I’ve been wondering about something: Why is it that images from the past — the actual past — often feel more futuristic than our current images of an imagined future? The latter, even when they’re created with great seriousness, always have a certain kitschy quality, and the kitschiness becomes more pronounced as time passes. It’s the Tomorrowland effect. George Lucas understood that pretty well, I think; he let Star Wars revel in kitschiness rather than trying to avoid the inevitable decay into kitschiness. Fight fire with fire. Hence the film feels less dated, visually, than a lot of the more “futuristic” films about the future.
But if the future doesn’t look much like the future, the past often does. There are pictures from the past that, while you immediately recognize them as being from the past, nevertheless feel futuristic. It’s as though there’s something in your brain that wants to read them as images from the future. Here, for instance, is a picture of Enrico Fermi sitting in a control room in 1951:
Tell me you don’t experience a little cognitive dissonance while looking at that. Even the clock — drab, utilitarian, old — feels futuristic. Why?
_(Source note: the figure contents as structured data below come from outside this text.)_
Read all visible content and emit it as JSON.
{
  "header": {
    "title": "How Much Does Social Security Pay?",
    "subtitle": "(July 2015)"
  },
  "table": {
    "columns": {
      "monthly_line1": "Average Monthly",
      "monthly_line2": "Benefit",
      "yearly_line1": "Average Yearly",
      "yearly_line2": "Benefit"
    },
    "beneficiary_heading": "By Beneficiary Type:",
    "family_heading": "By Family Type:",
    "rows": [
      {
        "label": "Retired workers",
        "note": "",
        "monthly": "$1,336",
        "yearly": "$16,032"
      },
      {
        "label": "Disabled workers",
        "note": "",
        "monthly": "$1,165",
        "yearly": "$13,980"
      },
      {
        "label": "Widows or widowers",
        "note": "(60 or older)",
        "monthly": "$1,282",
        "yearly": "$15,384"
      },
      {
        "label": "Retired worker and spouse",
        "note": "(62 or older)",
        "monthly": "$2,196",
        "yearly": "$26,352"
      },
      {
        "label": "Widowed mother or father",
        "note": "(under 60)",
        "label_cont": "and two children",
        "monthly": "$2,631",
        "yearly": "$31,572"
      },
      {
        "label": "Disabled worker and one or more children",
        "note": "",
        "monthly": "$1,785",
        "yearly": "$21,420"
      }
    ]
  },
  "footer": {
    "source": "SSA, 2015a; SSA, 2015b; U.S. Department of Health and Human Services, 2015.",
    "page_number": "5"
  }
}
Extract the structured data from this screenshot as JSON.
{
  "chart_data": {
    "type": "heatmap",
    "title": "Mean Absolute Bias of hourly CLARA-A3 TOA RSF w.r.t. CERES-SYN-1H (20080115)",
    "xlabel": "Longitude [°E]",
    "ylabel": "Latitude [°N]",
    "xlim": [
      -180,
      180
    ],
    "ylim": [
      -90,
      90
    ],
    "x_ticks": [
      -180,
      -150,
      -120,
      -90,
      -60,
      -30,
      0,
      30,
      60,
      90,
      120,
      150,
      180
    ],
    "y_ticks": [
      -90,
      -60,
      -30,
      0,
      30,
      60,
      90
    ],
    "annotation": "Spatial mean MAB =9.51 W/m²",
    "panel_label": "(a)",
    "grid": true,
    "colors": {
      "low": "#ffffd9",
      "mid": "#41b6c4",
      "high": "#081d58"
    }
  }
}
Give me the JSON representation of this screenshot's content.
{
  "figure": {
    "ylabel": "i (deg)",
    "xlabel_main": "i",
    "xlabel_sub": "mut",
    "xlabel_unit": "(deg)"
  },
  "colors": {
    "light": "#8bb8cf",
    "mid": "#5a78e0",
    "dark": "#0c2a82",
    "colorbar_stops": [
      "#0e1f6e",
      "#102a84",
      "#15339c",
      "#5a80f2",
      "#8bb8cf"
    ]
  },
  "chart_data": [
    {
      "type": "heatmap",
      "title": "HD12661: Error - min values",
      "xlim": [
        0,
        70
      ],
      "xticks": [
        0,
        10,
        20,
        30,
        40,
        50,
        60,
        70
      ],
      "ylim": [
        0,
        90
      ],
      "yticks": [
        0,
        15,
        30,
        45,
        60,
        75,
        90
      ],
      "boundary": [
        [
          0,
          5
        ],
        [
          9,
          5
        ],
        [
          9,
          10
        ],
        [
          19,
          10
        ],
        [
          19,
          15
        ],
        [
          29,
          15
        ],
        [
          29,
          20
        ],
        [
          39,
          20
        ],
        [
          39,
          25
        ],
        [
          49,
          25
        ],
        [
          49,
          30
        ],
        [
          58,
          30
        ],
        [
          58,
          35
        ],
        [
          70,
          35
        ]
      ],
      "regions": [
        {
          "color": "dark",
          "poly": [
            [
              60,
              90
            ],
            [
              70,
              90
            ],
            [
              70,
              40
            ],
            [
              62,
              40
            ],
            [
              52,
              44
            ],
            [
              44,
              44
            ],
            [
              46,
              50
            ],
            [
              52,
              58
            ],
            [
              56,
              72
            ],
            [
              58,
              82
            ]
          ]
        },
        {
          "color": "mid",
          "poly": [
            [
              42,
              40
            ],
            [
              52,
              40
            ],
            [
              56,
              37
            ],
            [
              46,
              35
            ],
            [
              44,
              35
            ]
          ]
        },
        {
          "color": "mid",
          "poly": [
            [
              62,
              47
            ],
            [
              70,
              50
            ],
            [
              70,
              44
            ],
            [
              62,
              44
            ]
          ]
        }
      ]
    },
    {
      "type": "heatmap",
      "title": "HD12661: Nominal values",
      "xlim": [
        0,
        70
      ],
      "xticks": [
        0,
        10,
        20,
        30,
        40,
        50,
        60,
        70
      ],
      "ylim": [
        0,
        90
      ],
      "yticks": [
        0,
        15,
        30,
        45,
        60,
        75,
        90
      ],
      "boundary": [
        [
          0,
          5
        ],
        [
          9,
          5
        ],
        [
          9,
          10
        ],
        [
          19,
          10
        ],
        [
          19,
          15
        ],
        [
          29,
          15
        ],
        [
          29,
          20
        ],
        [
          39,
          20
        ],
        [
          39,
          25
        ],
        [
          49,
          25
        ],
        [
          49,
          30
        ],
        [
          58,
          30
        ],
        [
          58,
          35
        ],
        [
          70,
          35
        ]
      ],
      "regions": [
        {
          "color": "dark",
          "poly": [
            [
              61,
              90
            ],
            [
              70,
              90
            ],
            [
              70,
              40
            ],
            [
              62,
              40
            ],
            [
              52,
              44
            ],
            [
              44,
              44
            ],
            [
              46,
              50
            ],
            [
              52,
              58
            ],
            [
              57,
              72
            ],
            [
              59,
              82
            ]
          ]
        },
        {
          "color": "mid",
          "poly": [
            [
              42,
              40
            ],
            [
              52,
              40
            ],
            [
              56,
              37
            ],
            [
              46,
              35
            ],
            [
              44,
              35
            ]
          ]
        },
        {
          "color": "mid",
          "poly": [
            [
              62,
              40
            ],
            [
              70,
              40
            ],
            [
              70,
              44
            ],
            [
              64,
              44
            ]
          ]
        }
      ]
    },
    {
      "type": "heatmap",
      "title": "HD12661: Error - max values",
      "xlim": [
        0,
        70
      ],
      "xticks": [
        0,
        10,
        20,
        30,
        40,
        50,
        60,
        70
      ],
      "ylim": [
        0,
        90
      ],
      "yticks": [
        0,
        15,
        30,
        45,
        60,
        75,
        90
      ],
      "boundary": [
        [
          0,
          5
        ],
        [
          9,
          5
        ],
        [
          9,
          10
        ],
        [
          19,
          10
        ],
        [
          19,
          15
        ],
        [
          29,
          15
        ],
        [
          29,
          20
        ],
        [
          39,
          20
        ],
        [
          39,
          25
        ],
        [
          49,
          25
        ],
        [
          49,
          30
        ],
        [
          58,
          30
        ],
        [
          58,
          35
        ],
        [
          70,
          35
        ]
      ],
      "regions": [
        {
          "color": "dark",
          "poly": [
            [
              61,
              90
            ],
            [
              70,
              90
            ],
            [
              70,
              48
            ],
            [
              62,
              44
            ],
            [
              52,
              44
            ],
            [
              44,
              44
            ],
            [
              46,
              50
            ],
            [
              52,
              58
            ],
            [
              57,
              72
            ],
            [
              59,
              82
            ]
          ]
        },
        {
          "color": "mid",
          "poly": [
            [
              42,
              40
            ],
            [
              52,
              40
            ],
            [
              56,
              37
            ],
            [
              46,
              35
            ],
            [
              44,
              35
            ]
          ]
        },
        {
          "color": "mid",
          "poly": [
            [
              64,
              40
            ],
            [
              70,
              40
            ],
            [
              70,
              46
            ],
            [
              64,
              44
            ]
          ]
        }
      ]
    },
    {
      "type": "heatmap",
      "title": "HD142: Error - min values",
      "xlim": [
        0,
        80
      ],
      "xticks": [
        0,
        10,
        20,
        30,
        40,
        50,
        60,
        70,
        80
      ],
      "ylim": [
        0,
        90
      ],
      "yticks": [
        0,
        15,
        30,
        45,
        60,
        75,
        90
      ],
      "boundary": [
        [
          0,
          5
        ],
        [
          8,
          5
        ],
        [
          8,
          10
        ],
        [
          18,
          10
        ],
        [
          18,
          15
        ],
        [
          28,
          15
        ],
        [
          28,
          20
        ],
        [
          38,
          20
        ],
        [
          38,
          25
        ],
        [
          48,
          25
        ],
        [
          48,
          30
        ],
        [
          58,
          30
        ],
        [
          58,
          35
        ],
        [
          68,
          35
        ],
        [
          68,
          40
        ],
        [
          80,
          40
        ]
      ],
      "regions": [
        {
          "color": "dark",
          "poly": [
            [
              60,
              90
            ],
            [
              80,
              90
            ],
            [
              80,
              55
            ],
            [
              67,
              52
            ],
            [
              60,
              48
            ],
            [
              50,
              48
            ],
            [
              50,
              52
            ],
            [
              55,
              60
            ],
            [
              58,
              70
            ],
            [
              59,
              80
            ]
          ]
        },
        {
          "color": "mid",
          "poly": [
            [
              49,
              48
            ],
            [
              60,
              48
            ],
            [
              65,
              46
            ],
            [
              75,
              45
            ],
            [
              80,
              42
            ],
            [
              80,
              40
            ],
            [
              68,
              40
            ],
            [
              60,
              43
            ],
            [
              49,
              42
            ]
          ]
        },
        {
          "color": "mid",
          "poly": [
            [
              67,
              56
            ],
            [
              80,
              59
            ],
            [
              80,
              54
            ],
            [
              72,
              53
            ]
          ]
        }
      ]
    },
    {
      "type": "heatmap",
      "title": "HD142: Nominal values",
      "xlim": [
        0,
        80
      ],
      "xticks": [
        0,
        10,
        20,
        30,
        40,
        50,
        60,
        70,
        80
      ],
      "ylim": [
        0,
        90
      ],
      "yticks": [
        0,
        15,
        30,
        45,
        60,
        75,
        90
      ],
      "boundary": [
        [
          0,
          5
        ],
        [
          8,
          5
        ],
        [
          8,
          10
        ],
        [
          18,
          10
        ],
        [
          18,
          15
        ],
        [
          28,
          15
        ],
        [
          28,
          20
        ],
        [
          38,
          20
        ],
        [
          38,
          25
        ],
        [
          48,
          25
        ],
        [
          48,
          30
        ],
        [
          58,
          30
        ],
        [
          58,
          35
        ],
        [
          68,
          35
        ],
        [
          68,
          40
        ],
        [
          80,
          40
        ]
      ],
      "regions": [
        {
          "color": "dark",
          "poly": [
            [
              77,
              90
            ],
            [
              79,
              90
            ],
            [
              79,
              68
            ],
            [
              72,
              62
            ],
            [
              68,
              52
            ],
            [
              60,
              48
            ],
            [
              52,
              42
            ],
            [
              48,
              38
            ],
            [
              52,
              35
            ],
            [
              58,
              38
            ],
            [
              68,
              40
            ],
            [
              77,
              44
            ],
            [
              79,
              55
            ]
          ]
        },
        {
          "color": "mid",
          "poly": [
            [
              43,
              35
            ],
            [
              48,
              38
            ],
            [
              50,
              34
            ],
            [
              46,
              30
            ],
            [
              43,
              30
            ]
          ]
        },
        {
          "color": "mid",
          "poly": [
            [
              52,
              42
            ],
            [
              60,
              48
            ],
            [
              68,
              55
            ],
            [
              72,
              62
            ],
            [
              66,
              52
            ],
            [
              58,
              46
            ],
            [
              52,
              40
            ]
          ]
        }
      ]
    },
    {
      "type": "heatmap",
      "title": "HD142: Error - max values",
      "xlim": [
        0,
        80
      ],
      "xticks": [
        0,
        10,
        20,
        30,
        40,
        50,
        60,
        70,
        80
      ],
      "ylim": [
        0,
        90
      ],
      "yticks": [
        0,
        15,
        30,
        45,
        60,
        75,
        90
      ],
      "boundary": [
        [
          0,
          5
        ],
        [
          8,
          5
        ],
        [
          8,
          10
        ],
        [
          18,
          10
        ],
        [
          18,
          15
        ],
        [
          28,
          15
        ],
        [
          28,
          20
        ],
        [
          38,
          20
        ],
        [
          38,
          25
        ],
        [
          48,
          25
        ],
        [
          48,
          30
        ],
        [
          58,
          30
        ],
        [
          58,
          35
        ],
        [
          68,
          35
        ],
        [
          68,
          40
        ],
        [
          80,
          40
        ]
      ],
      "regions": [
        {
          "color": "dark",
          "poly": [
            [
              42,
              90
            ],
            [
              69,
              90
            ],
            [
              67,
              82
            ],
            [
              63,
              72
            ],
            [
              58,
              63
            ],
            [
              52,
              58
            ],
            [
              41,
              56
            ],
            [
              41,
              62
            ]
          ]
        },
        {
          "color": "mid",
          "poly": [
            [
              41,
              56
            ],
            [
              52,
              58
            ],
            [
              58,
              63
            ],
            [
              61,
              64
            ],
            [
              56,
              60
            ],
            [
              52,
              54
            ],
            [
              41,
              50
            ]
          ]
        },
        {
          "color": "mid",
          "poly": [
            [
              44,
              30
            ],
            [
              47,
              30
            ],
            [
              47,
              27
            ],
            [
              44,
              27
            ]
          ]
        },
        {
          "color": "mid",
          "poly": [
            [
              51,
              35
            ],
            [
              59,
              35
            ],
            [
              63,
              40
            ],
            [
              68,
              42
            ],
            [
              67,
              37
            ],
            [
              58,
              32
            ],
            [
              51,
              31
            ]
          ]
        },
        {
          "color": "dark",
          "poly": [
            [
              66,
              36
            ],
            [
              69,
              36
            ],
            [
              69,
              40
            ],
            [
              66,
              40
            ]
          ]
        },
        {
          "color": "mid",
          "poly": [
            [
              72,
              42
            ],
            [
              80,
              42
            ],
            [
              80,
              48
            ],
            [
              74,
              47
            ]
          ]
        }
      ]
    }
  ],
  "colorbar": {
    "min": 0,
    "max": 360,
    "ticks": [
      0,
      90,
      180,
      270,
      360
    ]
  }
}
You might think I’m stacking the deck, using a picture of an old control room. Everyone knows that old control rooms are just plain cooler than new control rooms. But I don’t think it’s just control rooms. Here’s a photo of a Fort Worth gas station celebrating its grand opening in 1964. Everything about it, not least the prices, screams “Fort Worth 1964.” (In 1964, I was five years old and I lived very near Fort Worth; it’s entirely possible I visited that gas station.) And yet there’s also an odd air of the future about it. If you needed to fill up your tank in 2064, wouldn’t this be the place you’d pull into:
If Lucas went the kitsch route from the start, Jean Luc Godard, in his 1965 movie Alphaville, took the opposite, and I think more interesting, route. He didn’t use futuristic sets at all. He just went out and filmed a science fiction movie in the Paris of the (then) present. He knew, I suspect, that by the time the film was released, the present would already be the past and hence would already have started to take on a futuristic patina — a patina that would actually grow stronger as time passed. And it worked:
Surely, that’s an image from the future.
I draw no conclusions from any of this. I’m just making an observation: the future looks more like the past than the future.
This video makes the same point, kind of. Anyway, I like the song.
“No one has lived in the past and no one will live in the future.” That is the absolute truth.
Movie stills from Alphaville; Fermi photo from Chuckman; gas station photo from Craig Howell; fan video for song “Yellow Wife No. 5” from the Airport 5 album Life Starts Here.
And this is why you and Ebert are my go-to blogs.
All of these examples look like dated ideations of the future to me – like how the future was once imagined – retrofuturism, in short, rather than actual futurism. (Except for the gas station, which to me looks just plain dated.)
When I try to think of what might look futuristic to me, I suspect that it is defined by a touch of the ’90s, and may well come to be more and more dominated by that ambiance.
So one hypothesis for what’s going on would be that a) what looks futuristic to oneself is the æsthetic that one absorbed during one’s adolescence as recognisably contemporary but new, expensive, flashy, and b) you are, on that basis, simply dating yourself here.
If that should happen to be so, then what conclusions can be drawn is also quite evident, unlike how it seemed to you.
@Aristotle Pagaltzis
“If that should happen to be so, then what conclusions can be drawn is also quite evident, unlike how it seemed to you.”
Ah shucks, A, can’t ya’ please spell it out for us?
“what looks futuristic to oneself is the æsthetic that one absorbed during one’s adolescence as recognisably contemporary but new, expensive, flashy”
So, for me, I guess that would mean one of those mirrored disco balls, or maybe the Knots Landing set?
Uh, no. Not yet, anyway.
By the way, why would they be “dated ideations” rather than just dated “dated ideas”?
Then maybe the only fact that remains to note after all speculation has washed away is that this futuristic sense of the past is not universal, at least not in its particulars.
(As for the question, because I don’t mean the specific content of the ideas so much as the kinds of things one tends to come up with ideas for. No matter how your control room concepts look, if you are making control rooms a prominent subject, that very fact is an artefact of your time.)
Robin Hanson talks quite a bit about construal level theory, that is that certain concepts are psychologically “far” and others are “near”, and near and far concepts carry with them different modes of thinking. The past and future are both far. In far mode thought, we tend to filter out details. At least two of those images, the control room and the hallway have lots of smooth surfaces lacking in detail.